Ada di antara ulama terdahulu apabila pergi kepada gurunya, ia menyedekahkan sesuatu dan berkata: Ya Allah, tutupilah aib guruku dariku dan jangan hilangkan keberkahan ilmunya dariku.
Berkata Ar-Rabi’ teman Asy-Syafi’i ra: Aku tidak berani minum air sementara Asy-Syafi’i memandang kepadaku, karena segan kepadanya.
Kami riwayatkan dari Amirul Mukminin Ali Bin Abi Thalib, ia berkata: Hak orang alim padamu ialah engkau beri salam kepada orang banyak secara umum dan memberinya penghormatan secara khusus tanpa mereka.
Engkau duduk di depannya, Jangan memberi isyarat dengan tanganmu di dekatnya dan jangan mengedipkan kedua matamu. Jangan engkau katakan: Si Fulan berkata lain dari yang engkau katakan.
Janganlah engkau menggunjing seseorang di dekatnya, jangan bermusyawarah dengan teman dudukmu di majelisnya dan jangan memegangi baju bila ia berdiri. Jangan mendesaknya bila ia malas dan merasa jenuh karena lama bergaul dengannya.

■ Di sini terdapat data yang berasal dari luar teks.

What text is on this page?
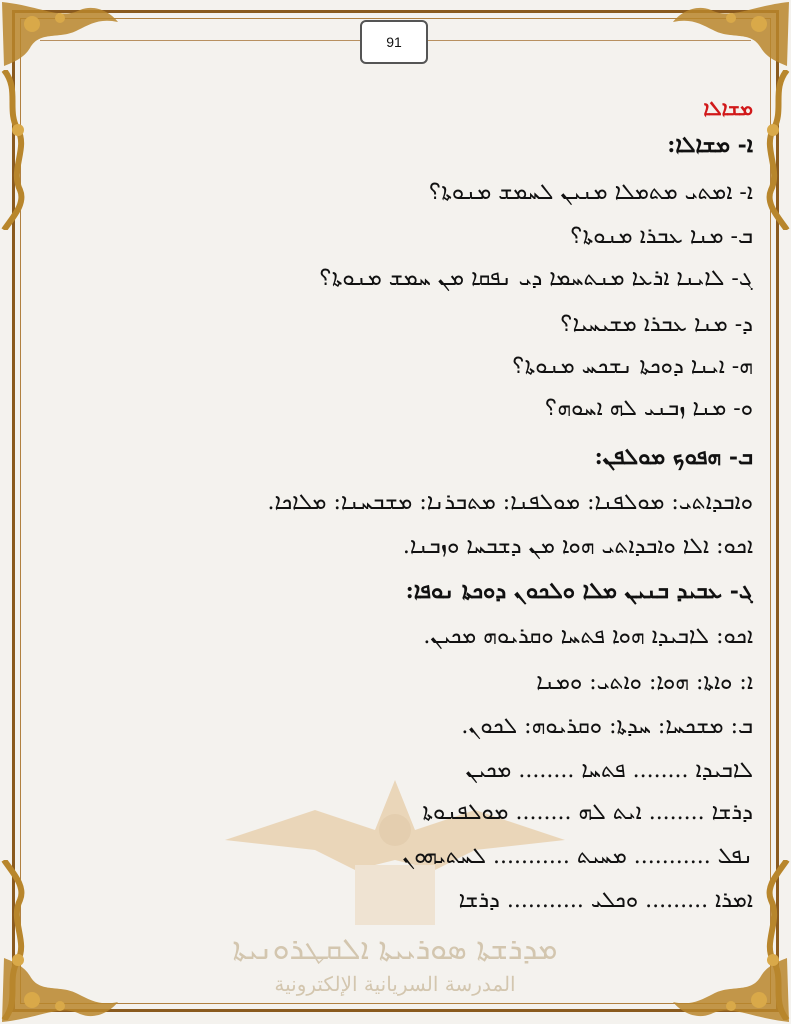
91
ܡܕܪܫܬܐ ܣܘܪܝܝܬܐ ܐܠܩܛܪܘܢܝܬܐ
المدرسة السريانية الإلكترونية
ܡܫܐܠܐ
ܐ- ܡܫܐܠܐ:
ܐ- ܐܡܬܝ ܡܬܡܠܐ ܡܢܝܢ ܠܚܡܫ ܡܢܘܬܐ؟
ܒ- ܡܢܐ ܥܒܪܐ ܡܢܘܬܐ؟
ܓ- ܠܐܝܢܐ ܐܪܥܐ ܡܢܬܚܡܐ ܕܝ ܢܦܩܐ ܡܢ ܚܡܫ ܡܢܘܬܐ؟
ܕ- ܡܢܐ ܥܒܪܐ ܡܫܝܚܝܐ؟
ܗ- ܐܝܢܐ ܕܘܟܬܐ ܢܫܟܚ ܡܢܘܬܐ؟
ܘ- ܡܢܐ ܙܒܢܝ ܠܗ ܐܚܘܗ؟
ܒ- ܗܦܘܟ ܡܘܠܦܢ:
ܘܐܒܕܐܬܝ: ܡܘܠܦܢܐ: ܡܘܠܦܢܐ: ܡܬܒܪܢܐ: ܡܫܒܚܢܐ: ܡܠܐܟܐ.
ܐܟܘ: ܐܠܐ ܘܐܒܕܐܬܝ ܗܘܐ ܡܢ ܕܫܒܚܐ ܘܙܒܢܐ.
ܓ- ܥܒܝܕ ܒܢܝܢ ܡܠܐ ܘܠܟܘܢ ܕܘܟܬܐ ܢܘܦܐ:
ܐܟܘ: ܠܐܒܝܕܐ ܗܘܐ ܦܬܚܐ ܘܩܪܝܘܗ ܡܟܝܢ.
ܐ: ܘܐܬܐ: ܗܘܐ: ܘܐܬܝ: ܘܡܢܐ
ܒ: ܡܫܟܚܐ: ܚܕܬܐ: ܘܩܪܝܘܗ: ܠܟܘܢ.
ܠܐܒܝܕܐ ........ ܦܬܚܐ ........ ܡܟܝܢ
ܕܪܫܐ ........ ܐܝܬ ܠܗ ........ ܡܘܠܦܢܘܬܐ
ܢܦܠ ........... ܡܚܝܬ ........... ܠܚܬܝܗܘܢ
ܐܡܪܐ ......... ܘܟܠܝ ........... ܕܪܫܐ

Belajar patut mengamalkan adab dengan perkara-perkara yang ditunjukkan oleh Ali karomallahu wajha dan menolak gunjingan terhadap gurunya jika ia mampu. Jika tidak mampu menolaknya, ia tinggalkan majelis itu.
Sifat-sifat Pelajar
Hendaklah pelajar masuk pada gurunya dengan memiliki sifat-sifat sempurna, yaitu membersihkan diri dengan yang kami sebutkan mengenai pelajar, bersuci dengan menggunakan siwak, mengosongkan hati dari hal-hal yang melalaikan, Hendaklah ia tida masuk tanpa minta izin apabila guru berada di tempat di mana ia perlu minta izin.
Hendaklah ia memberi salam kepada orang-orang yang hadir ketika masuk dan memberi penghormatan secara khusus kepadanya dan memberi salam kepadanya dan kepada mereka bila ia pergi sebagaimana ia datang.
Disebutkan dalam hadits: Salam pertama tidak lebih patut diucapkan daripada salam kedua.²²
Janganlah ia melangkahi pundak orang-orang, tetapi duduk di tempat yang bisa dicapainya dalam majelis itu, kecuali guru mengizinkannya untuk maju atau ia ketahui dari keadaan mereka bahwa mereka lebih menyukai hal itu.
Janganlah menyuruh seseorang berdiri dari tempatnya. Jika orang lain mengutamakannya, janganlah ia menerima karena mengikuti teladan Ibnu Umar, kecuali dalam mendahulukannya terdapat maslahat bagi para hadirin atau guru menyuruhnya melakukan itu.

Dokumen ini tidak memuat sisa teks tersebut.